Les propongo realizar un análisis tanto del Decreto de Necesidad y Urgencia (DNU) de manera somera, así como del mismo como precedente de la Ley Ómnibus que fue enviada al Congreso ayer desde el Poder Ejecutivo, abordando diversas aristas.
El DNU 70/2023, que incluye más de 360 medidas abarcando prácticamente todas las actividades humanas y afectando a la mayoría de los cuerpos normativos, incluso aspectos directamente contemplados en la Constitución, se presenta como una iniciativa inconstitucional. Es un DNU que no respeta los estándares establecidos, tanto que surgen del mismo texto limitativo, como es el artículo 99, inciso III, como también de los criterios de la Corte para justificar las excepciones.
Cabe recordar que en 1994, la reforma constitucional incorporó los Decretos de Necesidad y Urgencia a la Constitución con el propósito de limitar su uso. ¿Por qué? No podemos olvidar la experiencia de Carlos Menem, quien emitió más de 550 DNUs en sus 10 años de mandato. Por eso, en estas cláusulas, se establece como principio general que el Presidente, bajo pena de nulidad absoluta e insanable, tiene prohibido emitir disposiciones de carácter legislativo, salvo en circunstancias excepcionales que impidan el trámite normal de sanción de leyes. En tal caso, debe elevarse ese DNU a la Comisión Bicameral Permanente y excluye en todas circunstancias a cuatro materias: la materia penal, la materia fiscal, política y electoral. Como primera caracterización, vale decir que se toca un procedimiento del Código Aduanero y que, por lo tanto, está violando precisamente una materia prohibida.
Al examinar el proyecto de ley denominado “Bases y Puntos de Partida para la Libertad de los Argentinos”, cuyo título se inspira evidentemente en Juan Bautista Alberdi, una figura doctrinaria crucial en la redacción de la Constitución en 1853, surgen cuestiones aún mucho más preocupantes. ¿Y por qué digo esto? Sobre todo por las delegaciones legislativas que se le piden al Congreso. Están en el último artículo de estos 664. Lo crítico radica en la amplitud de las emergencias solicitadas en prácticamente todos los campos, por un período de dos años, que pueden ser prorrogables por otros dos años más. Si esto se concretase, en realidad estaríamos poniendo en manos de una sola persona la suma del poder público, es decir, el Congreso no va a existir, lo cerramos.
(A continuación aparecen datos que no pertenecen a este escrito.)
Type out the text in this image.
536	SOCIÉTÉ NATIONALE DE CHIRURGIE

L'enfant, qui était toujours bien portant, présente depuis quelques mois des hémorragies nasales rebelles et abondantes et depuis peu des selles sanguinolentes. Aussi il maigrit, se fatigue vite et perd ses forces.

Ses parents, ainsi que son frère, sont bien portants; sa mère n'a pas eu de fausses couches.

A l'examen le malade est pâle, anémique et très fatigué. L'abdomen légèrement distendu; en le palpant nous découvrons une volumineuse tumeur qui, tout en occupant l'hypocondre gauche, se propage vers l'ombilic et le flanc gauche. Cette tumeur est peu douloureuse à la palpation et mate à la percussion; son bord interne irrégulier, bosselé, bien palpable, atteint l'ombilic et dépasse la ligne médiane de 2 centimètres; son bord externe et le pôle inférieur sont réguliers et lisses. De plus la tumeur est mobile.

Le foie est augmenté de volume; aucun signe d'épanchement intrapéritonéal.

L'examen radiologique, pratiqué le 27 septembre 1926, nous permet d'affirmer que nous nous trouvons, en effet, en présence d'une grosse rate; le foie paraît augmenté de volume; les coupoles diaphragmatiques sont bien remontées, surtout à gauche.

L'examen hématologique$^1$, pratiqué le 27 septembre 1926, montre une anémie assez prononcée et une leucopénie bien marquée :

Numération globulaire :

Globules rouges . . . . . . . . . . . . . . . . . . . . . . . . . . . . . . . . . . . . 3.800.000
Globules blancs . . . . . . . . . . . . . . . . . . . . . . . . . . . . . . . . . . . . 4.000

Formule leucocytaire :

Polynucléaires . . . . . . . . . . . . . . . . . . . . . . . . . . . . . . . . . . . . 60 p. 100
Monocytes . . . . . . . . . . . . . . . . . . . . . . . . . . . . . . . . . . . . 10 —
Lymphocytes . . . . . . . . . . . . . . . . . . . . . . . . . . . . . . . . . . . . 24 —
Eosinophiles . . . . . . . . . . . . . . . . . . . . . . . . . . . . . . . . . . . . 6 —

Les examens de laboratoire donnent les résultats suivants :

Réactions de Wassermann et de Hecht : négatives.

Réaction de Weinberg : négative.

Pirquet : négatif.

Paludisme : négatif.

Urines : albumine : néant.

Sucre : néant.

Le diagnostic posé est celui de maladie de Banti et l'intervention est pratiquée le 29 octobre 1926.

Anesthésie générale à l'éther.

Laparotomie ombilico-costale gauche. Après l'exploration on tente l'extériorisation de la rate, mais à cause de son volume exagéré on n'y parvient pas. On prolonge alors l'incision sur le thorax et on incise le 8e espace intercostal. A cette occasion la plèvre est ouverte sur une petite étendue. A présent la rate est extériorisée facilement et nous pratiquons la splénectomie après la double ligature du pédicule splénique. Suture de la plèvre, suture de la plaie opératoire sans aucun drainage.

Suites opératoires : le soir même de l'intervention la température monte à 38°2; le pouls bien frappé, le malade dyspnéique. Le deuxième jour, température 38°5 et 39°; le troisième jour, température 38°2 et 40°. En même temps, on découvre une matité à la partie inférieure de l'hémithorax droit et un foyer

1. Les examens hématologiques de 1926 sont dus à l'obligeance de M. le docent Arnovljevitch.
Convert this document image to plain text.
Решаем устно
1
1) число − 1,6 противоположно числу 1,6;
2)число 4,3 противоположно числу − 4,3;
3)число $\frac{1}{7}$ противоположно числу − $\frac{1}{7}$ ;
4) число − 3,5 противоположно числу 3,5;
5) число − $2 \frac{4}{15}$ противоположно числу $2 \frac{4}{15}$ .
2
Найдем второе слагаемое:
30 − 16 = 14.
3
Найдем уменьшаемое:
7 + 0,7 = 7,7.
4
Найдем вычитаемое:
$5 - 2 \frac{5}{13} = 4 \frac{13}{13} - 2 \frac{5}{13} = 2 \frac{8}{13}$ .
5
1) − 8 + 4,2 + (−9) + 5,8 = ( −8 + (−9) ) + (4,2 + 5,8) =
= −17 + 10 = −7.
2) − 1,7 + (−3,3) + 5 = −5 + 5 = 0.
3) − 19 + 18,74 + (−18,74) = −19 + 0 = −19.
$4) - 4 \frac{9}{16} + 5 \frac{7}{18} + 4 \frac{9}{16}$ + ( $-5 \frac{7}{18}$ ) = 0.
Junto con eso, se observa una importante reforma política que, según considero, incluye aspectos positivos como la Boleta Única de Papel, que transparenta los procesos electorales y previene trampas y fraudes, así como la eliminación de las elecciones Primarias, Abiertas, Simultáneas y Obligatorias (PASO). Siempre he mantenido una postura negativa respecto a las PASO, tanto por la prolongación del proceso electoral con la inseguridad jurídica que conlleva, como por la debilitación significativa de los partidos políticos, que ahora se refieren más a espacios que a partidos.
Por otro lado, en materia ambiental, hay una cantidad de propuestas que son alarmantes a mi modo de ver, especialmente en lo que respecta a los desmontes y a la Ley de Manejo del Fuego. Es decir, se permiten reformas a la Ley de Presupuestos Mínimos de Protección Ambiental de los Bosques Nativos, lo cual es sumamente preocupante, porque aún en aquellos que son más vulnerables, el propietario podría llevar a cabo dichos desmontes bajo ciertas circunstancias. Lo mismo sucede con la Ley de Presupuestos Mínimos sobre la Preservación de Glaciares y del Ambiente Periglacial. Sin lugar a dudas, se busca posibilitar la realización de actividades mineras incluso en zonas prohibidas para la minería, lo cual me parece sumamente regresivo.
En el ámbito cultural, la eliminación del Fondo Nacional de las Artes y del Fondo Nacional del Teatro son disposiciones extremadamente graves que van a dejar huérfano al país de organismos fundamentales, precisamente para la evolución del arte. Sin lugar a dudas aún hay muchas cosas más para observar, pero requiere hacerlo en sucesivos artículos, porque uno solo no alcanza.